In their conversations, the two sound like nothing so much as alienated teenagers–except they are artificer and witch under the power of tyrant. It comes as a thrill when it turns out that the witch has a plan, using a weapon so improbable as a “non-existent knife,” and whose operation is elegantly explained in this exchange:

A non-existent knife is lying on the floor.
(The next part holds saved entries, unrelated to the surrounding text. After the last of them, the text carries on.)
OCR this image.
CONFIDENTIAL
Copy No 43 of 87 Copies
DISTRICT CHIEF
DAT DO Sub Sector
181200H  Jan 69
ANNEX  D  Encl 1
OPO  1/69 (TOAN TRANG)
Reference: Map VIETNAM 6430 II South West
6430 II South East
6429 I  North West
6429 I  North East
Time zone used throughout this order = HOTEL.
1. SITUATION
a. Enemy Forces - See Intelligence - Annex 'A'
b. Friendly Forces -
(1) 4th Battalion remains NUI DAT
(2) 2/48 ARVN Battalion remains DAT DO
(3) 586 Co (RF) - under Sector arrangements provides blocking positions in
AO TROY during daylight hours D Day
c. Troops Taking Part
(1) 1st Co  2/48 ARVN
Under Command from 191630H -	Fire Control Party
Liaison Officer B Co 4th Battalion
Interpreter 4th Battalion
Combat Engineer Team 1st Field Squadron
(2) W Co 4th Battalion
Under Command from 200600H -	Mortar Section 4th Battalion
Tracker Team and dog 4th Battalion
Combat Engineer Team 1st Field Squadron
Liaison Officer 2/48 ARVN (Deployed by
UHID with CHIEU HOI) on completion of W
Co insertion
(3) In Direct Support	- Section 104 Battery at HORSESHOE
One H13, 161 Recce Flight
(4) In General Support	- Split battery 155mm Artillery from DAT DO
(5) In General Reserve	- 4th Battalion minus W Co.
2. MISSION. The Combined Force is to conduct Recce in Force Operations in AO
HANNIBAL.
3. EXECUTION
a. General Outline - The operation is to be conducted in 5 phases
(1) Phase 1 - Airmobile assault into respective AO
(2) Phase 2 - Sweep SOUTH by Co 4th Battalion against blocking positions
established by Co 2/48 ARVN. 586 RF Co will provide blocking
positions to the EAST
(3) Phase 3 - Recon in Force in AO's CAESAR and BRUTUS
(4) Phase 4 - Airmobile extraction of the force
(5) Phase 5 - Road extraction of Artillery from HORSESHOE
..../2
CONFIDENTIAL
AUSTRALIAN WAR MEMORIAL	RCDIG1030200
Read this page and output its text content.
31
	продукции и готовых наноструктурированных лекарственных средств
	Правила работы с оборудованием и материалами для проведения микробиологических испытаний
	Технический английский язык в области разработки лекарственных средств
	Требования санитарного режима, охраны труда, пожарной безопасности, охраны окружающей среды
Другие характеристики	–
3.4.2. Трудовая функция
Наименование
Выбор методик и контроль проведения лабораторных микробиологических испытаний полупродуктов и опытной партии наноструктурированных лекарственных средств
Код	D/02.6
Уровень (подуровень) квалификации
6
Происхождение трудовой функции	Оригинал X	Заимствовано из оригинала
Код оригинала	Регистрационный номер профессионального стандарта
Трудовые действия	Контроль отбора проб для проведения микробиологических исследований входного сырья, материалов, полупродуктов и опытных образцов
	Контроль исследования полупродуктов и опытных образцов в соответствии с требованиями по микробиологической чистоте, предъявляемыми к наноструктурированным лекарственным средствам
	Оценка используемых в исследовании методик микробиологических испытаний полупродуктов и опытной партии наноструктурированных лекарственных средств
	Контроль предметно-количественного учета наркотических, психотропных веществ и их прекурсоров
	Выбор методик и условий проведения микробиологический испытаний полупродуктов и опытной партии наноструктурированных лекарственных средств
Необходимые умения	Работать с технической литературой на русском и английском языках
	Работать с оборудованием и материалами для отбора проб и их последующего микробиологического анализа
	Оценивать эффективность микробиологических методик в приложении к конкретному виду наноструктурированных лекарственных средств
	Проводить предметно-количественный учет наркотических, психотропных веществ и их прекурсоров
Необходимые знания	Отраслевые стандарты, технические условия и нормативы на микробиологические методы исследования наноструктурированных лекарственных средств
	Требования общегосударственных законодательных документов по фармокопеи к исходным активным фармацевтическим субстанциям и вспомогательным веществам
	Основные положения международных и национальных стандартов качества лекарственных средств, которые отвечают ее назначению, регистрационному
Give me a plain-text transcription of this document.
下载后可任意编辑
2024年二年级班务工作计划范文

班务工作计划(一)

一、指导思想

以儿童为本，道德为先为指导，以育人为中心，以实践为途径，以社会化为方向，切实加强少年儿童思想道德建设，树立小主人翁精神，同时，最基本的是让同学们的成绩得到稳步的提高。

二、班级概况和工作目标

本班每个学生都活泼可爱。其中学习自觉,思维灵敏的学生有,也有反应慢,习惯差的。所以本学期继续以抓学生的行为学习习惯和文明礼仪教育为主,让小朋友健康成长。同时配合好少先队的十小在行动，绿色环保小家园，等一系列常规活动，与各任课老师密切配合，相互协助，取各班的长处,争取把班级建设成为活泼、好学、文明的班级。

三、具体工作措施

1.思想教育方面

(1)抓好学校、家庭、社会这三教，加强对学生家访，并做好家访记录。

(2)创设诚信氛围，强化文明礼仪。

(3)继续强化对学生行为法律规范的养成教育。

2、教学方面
Your skin tingles.

“When is that knife going to exist?”

“Tomorrow.”

The following passage, however, is the keystone of the piece, to which everything else builds–the empress’s inhumane demands, the habits of the city, the necessity of rebellion:

To attack the sovereign body and fail is the same as wounding the sovereign body, because the body is not a body of flesh and blood, it is a body of power.

Power is wounded by anything that refuses to be destroyed by it.

In other words, the empress is the reification of tyranny.

And the ending is pitch-perfect, giving the choice of two equally valid answers to the dead person who has haunted you this whole time, representing, perhaps, your perceived inability to act in the face of a greater power. (I’m sure there are other interpretations; here the image’s polysemous nature reads as a strength rather than as vagueness.)

“I’m sorry, dead person, but you must leave.”

[choice] “Because you are dead.” / “Because I am alive.”

Either choice is equally valid–as the game says early on, there are no wrong chocies–and equally affirms the theme, but with differing emphases.

While there are only two contenders for XYZZY Writing this year, they’re both extremely strong. I was delighted to have the opportunity to review both. If I had to make a pick out of the category, I lean toward With Those We Love Alive because of its thematic unity, but one could make an equally strong case for Eidolon. Congratulations to both authors!